Le terme « gemme de couleur » évoque bien souvent pour nous des pendentifs arborant une pierre de naissance ou d’autres bijoux. Pourtant, ces pierres nous entourent peut-être plus que nous le pensons. Si les gemmes de couleur servent le plus souvent à confectionner des bijoux, elles ont beaucoup d’autres usages industriels. La topaze est fréquemment utilisée pour son pouvoir abrasif dans des produits comme des tampons à récurer ou des broyeurs. L’opale sous forme de poudre se cache dans certains engrais et isolants; elle sert aussi d’ingrédient absorbant dans des médicaments et produits cosmétiques. Quant au rubis, il entre parfois dans la fabrication de technologie au laser permettant d’enlever des tatouages, par exemple.

Gemmes de couleur, sécurité, et droits de la personne

Petites, offrant une bonne valeur et faciles à transporter, les gemmes de couleur sont prisées par les contrebandiers.

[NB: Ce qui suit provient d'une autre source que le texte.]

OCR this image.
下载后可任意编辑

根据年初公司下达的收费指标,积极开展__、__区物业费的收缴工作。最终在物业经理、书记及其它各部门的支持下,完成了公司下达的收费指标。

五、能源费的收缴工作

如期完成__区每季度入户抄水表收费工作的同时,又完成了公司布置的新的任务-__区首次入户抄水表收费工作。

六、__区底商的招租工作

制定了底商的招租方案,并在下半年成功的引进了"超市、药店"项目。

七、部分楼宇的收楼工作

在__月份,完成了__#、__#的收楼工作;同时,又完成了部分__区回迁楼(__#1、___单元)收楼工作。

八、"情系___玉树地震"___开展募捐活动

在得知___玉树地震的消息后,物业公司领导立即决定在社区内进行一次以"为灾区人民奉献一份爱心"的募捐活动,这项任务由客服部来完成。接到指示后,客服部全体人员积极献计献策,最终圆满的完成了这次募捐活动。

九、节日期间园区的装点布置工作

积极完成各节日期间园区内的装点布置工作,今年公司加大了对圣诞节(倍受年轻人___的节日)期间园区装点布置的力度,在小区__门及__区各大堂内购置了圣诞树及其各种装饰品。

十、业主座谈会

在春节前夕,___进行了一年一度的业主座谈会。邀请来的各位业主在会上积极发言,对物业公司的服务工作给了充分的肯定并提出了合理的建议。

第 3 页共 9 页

Partout dans le monde, elles sont souvent extraites par des exploitants miniers artisanaux travaillant de manière informelle, sans réglementation. Des conditions qui sont propices à l’exploitation des communautés minières et au commerce illicite par des groupes armés.

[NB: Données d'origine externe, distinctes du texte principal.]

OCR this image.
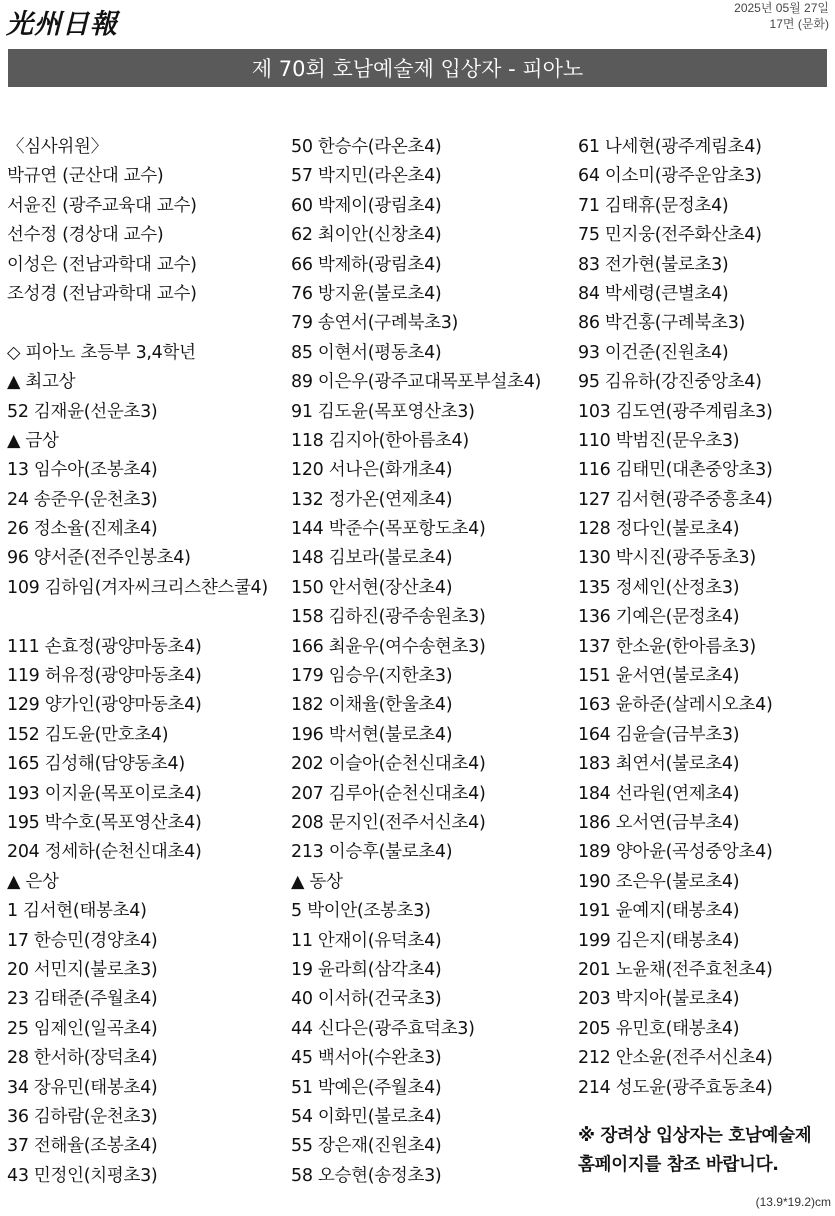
光州日報
2025년 05월 27일
17면 (문화)
제 70회 호남예술제 입상자 - 피아노
〈심사위원〉
박규연 (군산대 교수)
서윤진 (광주교육대 교수)
선수정 (경상대 교수)
이성은 (전남과학대 교수)
조성경 (전남과학대 교수)
◇ 피아노 초등부 3,4학년
▲ 최고상
52 김재윤(선운초3)
▲ 금상
13 임수아(조봉초4)
24 송준우(운천초3)
26 정소율(진제초4)
96 양서준(전주인봉초4)
109 김하임(겨자씨크리스챤스쿨4)
111 손효정(광양마동초4)
119 허유정(광양마동초4)
129 양가인(광양마동초4)
152 김도윤(만호초4)
165 김성해(담양동초4)
193 이지윤(목포이로초4)
195 박수호(목포영산초4)
204 정세하(순천신대초4)
▲ 은상
1 김서현(태봉초4)
17 한승민(경양초4)
20 서민지(불로초3)
23 김태준(주월초4)
25 임제인(일곡초4)
28 한서하(장덕초4)
34 장유민(태봉초4)
36 김하람(운천초3)
37 전해율(조봉초4)
43 민정인(치평초3)
50 한승수(라온초4)
57 박지민(라온초4)
60 박제이(광림초4)
62 최이안(신창초4)
66 박제하(광림초4)
76 방지윤(불로초4)
79 송연서(구례북초3)
85 이현서(평동초4)
89 이은우(광주교대목포부설초4)
91 김도윤(목포영산초3)
118 김지아(한아름초4)
120 서나은(화개초4)
132 정가온(연제초4)
144 박준수(목포항도초4)
148 김보라(불로초4)
150 안서현(장산초4)
158 김하진(광주송원초3)
166 최윤우(여수송현초3)
179 임승우(지한초3)
182 이채율(한울초4)
196 박서현(불로초4)
202 이슬아(순천신대초4)
207 김루아(순천신대초4)
208 문지인(전주서신초4)
213 이승후(불로초4)
▲ 동상
5 박이안(조봉초3)
11 안재이(유덕초4)
19 윤라희(삼각초4)
40 이서하(건국초3)
44 신다은(광주효덕초3)
45 백서아(수완초3)
51 박예은(주월초4)
54 이화민(불로초4)
55 장은재(진원초4)
58 오승현(송정초3)
61 나세현(광주계림초4)
64 이소미(광주운암초3)
71 김태휴(문정초4)
75 민지웅(전주화산초4)
83 전가현(불로초3)
84 박세령(큰별초4)
86 박건홍(구례북초3)
93 이건준(진원초4)
95 김유하(강진중앙초4)
103 김도연(광주계림초3)
110 박범진(문우초3)
116 김태민(대촌중앙초3)
127 김서현(광주중흥초4)
128 정다인(불로초4)
130 박시진(광주동초3)
135 정세인(산정초3)
136 기예은(문정초4)
137 한소윤(한아름초3)
151 윤서연(불로초4)
163 윤하준(살레시오초4)
164 김윤슬(금부초3)
183 최연서(불로초4)
184 선라원(연제초4)
186 오서연(금부초4)
189 양아윤(곡성중앙초4)
190 조은우(불로초4)
191 윤예지(태봉초4)
199 김은지(태봉초4)
201 노윤채(전주효천초4)
203 박지아(불로초4)
205 유민호(태봉초4)
212 안소윤(전주서신초4)
214 성도윤(광주효동초4)
※ 장려상 입상자는 호남예술제 홈페이지를 참조 바랍니다.
(13.9*19.2)cm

Dans les mines aux mains de groupes armés, certains droits de la personne sont bafoués, sans compter les conditions de travail dangereuses, les enfants au travail et la violence fondée sur le genre qui y sont constatés.

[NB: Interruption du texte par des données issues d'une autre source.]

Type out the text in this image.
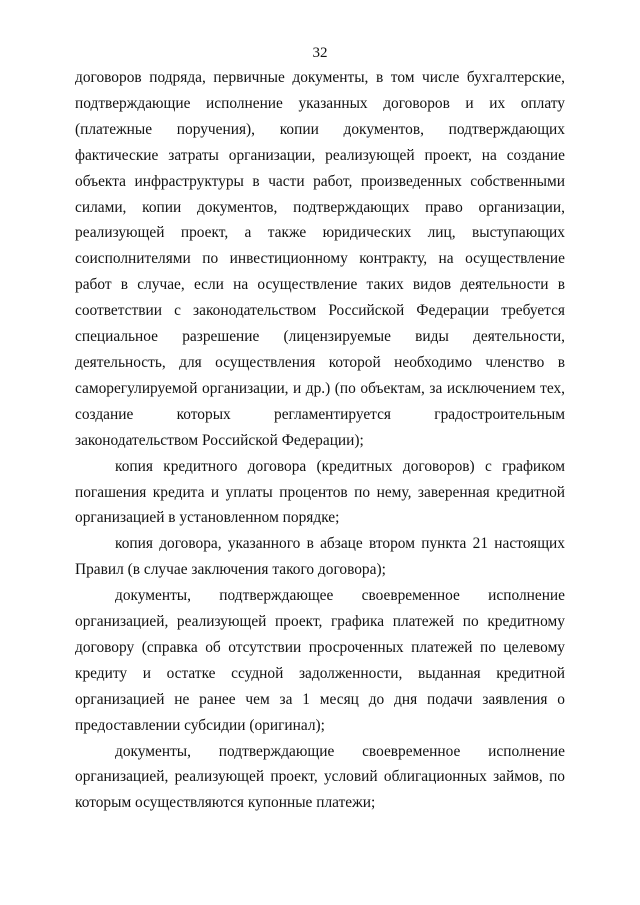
32

договоров подряда, первичные документы, в том числе бухгалтерские, подтверждающие исполнение указанных договоров и их оплату (платежные поручения), копии документов, подтверждающих фактические затраты организации, реализующей проект, на создание объекта инфраструктуры в части работ, произведенных собственными силами, копии документов, подтверждающих право организации, реализующей проект, а также юридических лиц, выступающих соисполнителями по инвестиционному контракту, на осуществление работ в случае, если на осуществление таких видов деятельности в соответствии с законодательством Российской Федерации требуется специальное разрешение (лицензируемые виды деятельности, деятельность, для осуществления которой необходимо членство в саморегулируемой организации, и др.) (по объектам, за исключением тех, создание которых регламентируется градостроительным законодательством Российской Федерации);

копия кредитного договора (кредитных договоров) с графиком погашения кредита и уплаты процентов по нему, заверенная кредитной организацией в установленном порядке;

копия договора, указанного в абзаце втором пункта 21 настоящих Правил (в случае заключения такого договора);

документы, подтверждающее своевременное исполнение организацией, реализующей проект, графика платежей по кредитному договору (справка об отсутствии просроченных платежей по целевому кредиту и остатке ссудной задолженности, выданная кредитной организацией не ранее чем за 1 месяц до дня подачи заявления о предоставлении субсидии (оригинал);

документы, подтверждающие своевременное исполнение организацией, реализующей проект, условий облигационных займов, по которым осуществляются купонные платежи;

Si le lien entre les gemmes de couleur et le financement de conflits n’est pas si bien étayé, il demeure néanmoins de nombreux exemples de groupes armés ou de gouvernements ayant exploité ces ressources dans leur propre intérêt, comme les Khmers rouges du Cambodge avec le saphir, ou encore l’armée du Myanmar avec le jade.

L’extraction artisanale des gemmes de couleur est par ailleurs associée à d’importants dommages environnementaux, notamment la pollution de l’eau et la déforestation. Et comme c’est le cas avec d’autres minéraux, même si les gemmes de couleur abondent dans certains pays un peu partout dans le monde, cette richesse et leur valeur se traduisent rarement par des retombées durables pour les exploitants miniers et leurs communautés, le gros des profits de l’exploitation des gemmes étant réalisé après qu’elles ont été exportées, taillées et polies.



Nous révélons

Nous révélons

Par nos travaux de recherche, nous cernons les catalyseurs du commerce illicite des minéraux susceptibles d’engendrer des conflits, dont les gemmes de couleur. Nous ciblons les réseaux impliqués dans la contrebande, examinons en quoi le laxisme des contrôles, dans les pays et les pôles commerciaux, a pour effet de faciliter le commerce illicite, puis nous formulons des recommandations en vue favoriser la formalisation du secteur de l’extraction minière artisanale.

Nous menons aussi des analyses au regard de la traçabilité et du devoir de diligence relativement à la chaîne d’approvisionnement en gemmes de couleur.

Nous innovons

Nous innovons

Nous avons participé à l’élaboration et à la mise en œuvre d’initiatives pour le secteur privé qui prônent la transparence et l’exercice du devoir de diligence au sein du secteur des gemmes de couleur, notamment le Guide OCDE sur le devoir de diligence pour des chaînes d’approvisionnement responsables en minerais provenant de zones de conflit ou à haut risque.

Nous assurons le développement des capacités et la sensibilisation des décideurs, de la société civile et du secteur privé quant à leur obligation de conformité avec le Guide OCDE sur le devoir de diligence. Avec les parties prenantes, nous mettons aussi au point des stratégies pour renforcer les contrôles et ainsi enrayer le commerce illicite.

Nous nous engageons

Nous nous engageons

Notre mission d’enrayer le commerce illicite des gemmes de couleur comporte un important volet de communications entre les parties prenantes pour mettre de l’avant la traçabilité et le devoir de diligence, mais aussi pour veiller à ce que les exploitants miniers artisanaux et leurs communautés retirent les bénéfices des minéraux.

Nous faisons partie du Groupe de travail multipartite sur les pierres précieuses (GTM-PP), une concertation de décideurs, d’entreprises privées et de représentants de la société civile soucieux de renforcer l’exercice du devoir de diligence au regard des pierres précieuses, notamment les gemmes de couleur.

Enfin, nous conscientisons et informons les consommateurs sur l’origine des gemmes de couleur qui les entourent.